Quick start tutorial
As a first example, we will show how to start from a stoichiometric model and build the thermodynamic model using a toy model (e.coli core metabolism). For more details, please have a look at the examples/ecoli/textbook/Ecoli_example_textbook.ipynb.
Building the thermo-model object
Load a Cobra model using the cobra loading function.
model = cobra.io.load_model('e_coli_core')
Create the thermodynamic model object from the cobra model
tmodel = ThermoModel(model)
Step 1 : Defining the physical and biochemical parameters
We use the pint package to define units for parameters using the Q_(value, unit) function It is important to use the same unit constructor as the equilibrator_api (from equilibrator_api import Q_)

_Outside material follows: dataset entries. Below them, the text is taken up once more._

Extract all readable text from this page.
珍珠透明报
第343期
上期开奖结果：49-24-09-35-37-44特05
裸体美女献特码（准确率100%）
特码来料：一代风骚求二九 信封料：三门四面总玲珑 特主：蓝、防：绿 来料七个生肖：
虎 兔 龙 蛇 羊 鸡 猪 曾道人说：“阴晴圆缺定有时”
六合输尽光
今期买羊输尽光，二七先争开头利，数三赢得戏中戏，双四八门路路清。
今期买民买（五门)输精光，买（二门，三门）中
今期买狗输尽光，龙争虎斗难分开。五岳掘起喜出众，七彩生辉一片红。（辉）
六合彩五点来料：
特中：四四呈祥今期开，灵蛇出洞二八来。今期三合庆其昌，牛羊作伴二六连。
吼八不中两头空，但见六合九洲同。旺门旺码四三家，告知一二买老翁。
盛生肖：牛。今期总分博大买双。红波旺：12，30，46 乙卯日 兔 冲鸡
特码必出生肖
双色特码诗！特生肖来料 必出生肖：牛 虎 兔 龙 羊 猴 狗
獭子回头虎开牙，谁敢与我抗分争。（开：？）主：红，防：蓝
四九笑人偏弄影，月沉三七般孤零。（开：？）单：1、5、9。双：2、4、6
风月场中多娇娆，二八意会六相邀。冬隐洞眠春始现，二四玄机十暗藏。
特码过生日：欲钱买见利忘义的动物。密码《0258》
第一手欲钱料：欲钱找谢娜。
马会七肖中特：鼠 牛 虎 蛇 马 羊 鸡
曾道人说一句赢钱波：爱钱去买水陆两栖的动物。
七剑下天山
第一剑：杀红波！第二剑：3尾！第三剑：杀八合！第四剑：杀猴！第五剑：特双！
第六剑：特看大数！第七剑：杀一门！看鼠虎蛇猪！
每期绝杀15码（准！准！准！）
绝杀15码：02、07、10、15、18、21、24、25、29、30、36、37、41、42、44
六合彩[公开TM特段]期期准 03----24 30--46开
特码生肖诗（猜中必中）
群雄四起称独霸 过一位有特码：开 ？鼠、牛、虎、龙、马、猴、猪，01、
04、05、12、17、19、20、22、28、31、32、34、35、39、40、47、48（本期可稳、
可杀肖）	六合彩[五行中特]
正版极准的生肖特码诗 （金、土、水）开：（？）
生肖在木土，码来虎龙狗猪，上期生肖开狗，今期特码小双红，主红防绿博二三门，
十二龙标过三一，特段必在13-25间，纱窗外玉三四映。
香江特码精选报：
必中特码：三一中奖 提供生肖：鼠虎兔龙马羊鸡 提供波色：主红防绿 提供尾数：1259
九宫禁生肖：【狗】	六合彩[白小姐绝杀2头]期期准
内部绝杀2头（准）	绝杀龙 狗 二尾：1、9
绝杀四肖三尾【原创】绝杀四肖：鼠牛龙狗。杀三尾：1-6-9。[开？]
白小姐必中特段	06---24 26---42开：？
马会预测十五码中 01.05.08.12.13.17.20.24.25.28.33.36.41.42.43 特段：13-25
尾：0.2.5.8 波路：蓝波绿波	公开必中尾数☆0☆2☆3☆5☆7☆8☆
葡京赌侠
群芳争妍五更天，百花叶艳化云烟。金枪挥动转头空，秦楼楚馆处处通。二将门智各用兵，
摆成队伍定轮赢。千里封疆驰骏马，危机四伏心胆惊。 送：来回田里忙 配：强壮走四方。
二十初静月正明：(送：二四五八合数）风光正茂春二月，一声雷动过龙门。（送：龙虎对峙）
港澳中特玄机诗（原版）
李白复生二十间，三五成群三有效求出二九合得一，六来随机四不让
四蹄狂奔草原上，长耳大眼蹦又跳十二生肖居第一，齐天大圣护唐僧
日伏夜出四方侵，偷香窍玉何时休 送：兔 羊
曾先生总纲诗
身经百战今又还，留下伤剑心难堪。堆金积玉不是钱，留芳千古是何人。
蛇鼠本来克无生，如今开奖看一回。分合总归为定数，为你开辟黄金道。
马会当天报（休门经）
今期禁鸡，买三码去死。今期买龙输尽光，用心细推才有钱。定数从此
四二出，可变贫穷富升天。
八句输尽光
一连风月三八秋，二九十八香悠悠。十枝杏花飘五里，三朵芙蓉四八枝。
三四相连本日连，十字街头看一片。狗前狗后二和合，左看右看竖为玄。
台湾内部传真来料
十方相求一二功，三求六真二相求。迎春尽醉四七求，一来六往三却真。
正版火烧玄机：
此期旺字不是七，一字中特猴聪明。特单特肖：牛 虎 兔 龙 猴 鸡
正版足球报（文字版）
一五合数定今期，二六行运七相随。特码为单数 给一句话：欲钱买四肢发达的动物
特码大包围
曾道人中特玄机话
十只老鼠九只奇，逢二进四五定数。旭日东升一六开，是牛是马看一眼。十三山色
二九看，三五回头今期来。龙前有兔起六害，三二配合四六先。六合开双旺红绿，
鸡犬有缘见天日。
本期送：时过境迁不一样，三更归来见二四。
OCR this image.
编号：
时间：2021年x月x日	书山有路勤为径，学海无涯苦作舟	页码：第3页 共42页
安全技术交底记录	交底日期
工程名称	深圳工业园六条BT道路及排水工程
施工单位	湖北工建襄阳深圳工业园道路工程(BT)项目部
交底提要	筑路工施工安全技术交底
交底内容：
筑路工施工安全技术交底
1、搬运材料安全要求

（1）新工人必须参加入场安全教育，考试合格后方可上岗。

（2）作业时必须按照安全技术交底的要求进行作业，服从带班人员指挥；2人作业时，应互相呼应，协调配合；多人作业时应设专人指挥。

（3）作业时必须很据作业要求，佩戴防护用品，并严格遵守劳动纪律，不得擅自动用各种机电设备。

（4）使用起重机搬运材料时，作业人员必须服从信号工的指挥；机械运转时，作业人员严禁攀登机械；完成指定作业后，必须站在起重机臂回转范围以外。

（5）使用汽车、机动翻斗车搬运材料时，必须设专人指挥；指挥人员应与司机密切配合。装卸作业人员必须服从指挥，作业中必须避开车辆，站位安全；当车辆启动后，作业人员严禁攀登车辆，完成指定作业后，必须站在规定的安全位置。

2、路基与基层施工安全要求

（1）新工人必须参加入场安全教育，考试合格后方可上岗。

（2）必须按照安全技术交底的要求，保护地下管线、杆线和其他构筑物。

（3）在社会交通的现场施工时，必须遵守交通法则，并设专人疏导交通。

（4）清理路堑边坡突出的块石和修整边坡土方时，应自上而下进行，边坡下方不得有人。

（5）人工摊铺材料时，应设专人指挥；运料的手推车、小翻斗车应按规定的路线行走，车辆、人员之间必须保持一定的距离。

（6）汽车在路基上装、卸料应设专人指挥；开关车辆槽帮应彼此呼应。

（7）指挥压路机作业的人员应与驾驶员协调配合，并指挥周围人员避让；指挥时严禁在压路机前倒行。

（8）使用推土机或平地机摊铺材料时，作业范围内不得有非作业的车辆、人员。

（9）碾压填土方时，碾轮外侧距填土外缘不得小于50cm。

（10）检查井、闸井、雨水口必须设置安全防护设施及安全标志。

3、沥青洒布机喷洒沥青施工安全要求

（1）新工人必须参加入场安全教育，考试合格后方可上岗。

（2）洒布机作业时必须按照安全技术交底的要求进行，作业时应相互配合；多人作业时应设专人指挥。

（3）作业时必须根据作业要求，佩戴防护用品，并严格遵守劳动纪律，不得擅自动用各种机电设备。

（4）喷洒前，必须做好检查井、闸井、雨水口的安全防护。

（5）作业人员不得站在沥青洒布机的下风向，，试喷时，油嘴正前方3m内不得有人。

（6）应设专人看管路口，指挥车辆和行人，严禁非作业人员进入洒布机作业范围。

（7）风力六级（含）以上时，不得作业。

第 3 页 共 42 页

tmodel.pH = {"c": Q_(7.6), "e": Q_(7)} #pH
tmodel.I = {"c": Q_(0.25,'M'), "e": Q_(0.25,'M')} #ionic stength
Steps 2-6 : Calculating Thermodynamic parameters
Calculation of all thermodynamic parameters in a model is combined into a single function tmodel.update_thermo_info.
This function identifies all compounds based on their annotations (Step 2), calculates metabolites formation energies (Step 3), and calculates the Gibbs free energy of reactions (Step 6).
tmodel.update_thermo_info(fit_unknown_dfG0=True, round_dp=2)
Step 5. Executing pH-dependent charge and proton balancing
Reactions can now be automatically proton and charge balanced
for rxn in tmodel.reactions: thermo_flux.tools.drg_tools.reaction_balance(rxn, balance_charge=True, balance_mg=False, round_dp=2)
Step 7. Establishing the thermodynamic-stoichiometric solution space
We can now add the TFBA variables to the model :
``tmodel.m = None #reset the gurobi model object in case you’re re-running this cell ``
tmodel.add_TFBA_variables(gdiss_constraint = True, sigmac_limit = 12, error_type = 'covariance')
This has now created a Gurobi model object accessible via tmodel.m .The gurobi model object can be interacted with directly via the gurobypy api. Extensive documentation can be found here: https://www.gurobi.com/documentation/10/refman/py_model.html
Set a 15s time limit for the solver
tmodel.m.Params.TimeLimit = 15
Start the optimization
tmodel.m.optimize()
Time limit reached. Best objective 0.545 , best bound 0.521, gap 1.36%
Now the model is fully parameterized we can run FBA style optimizations with thermodynamic constraints.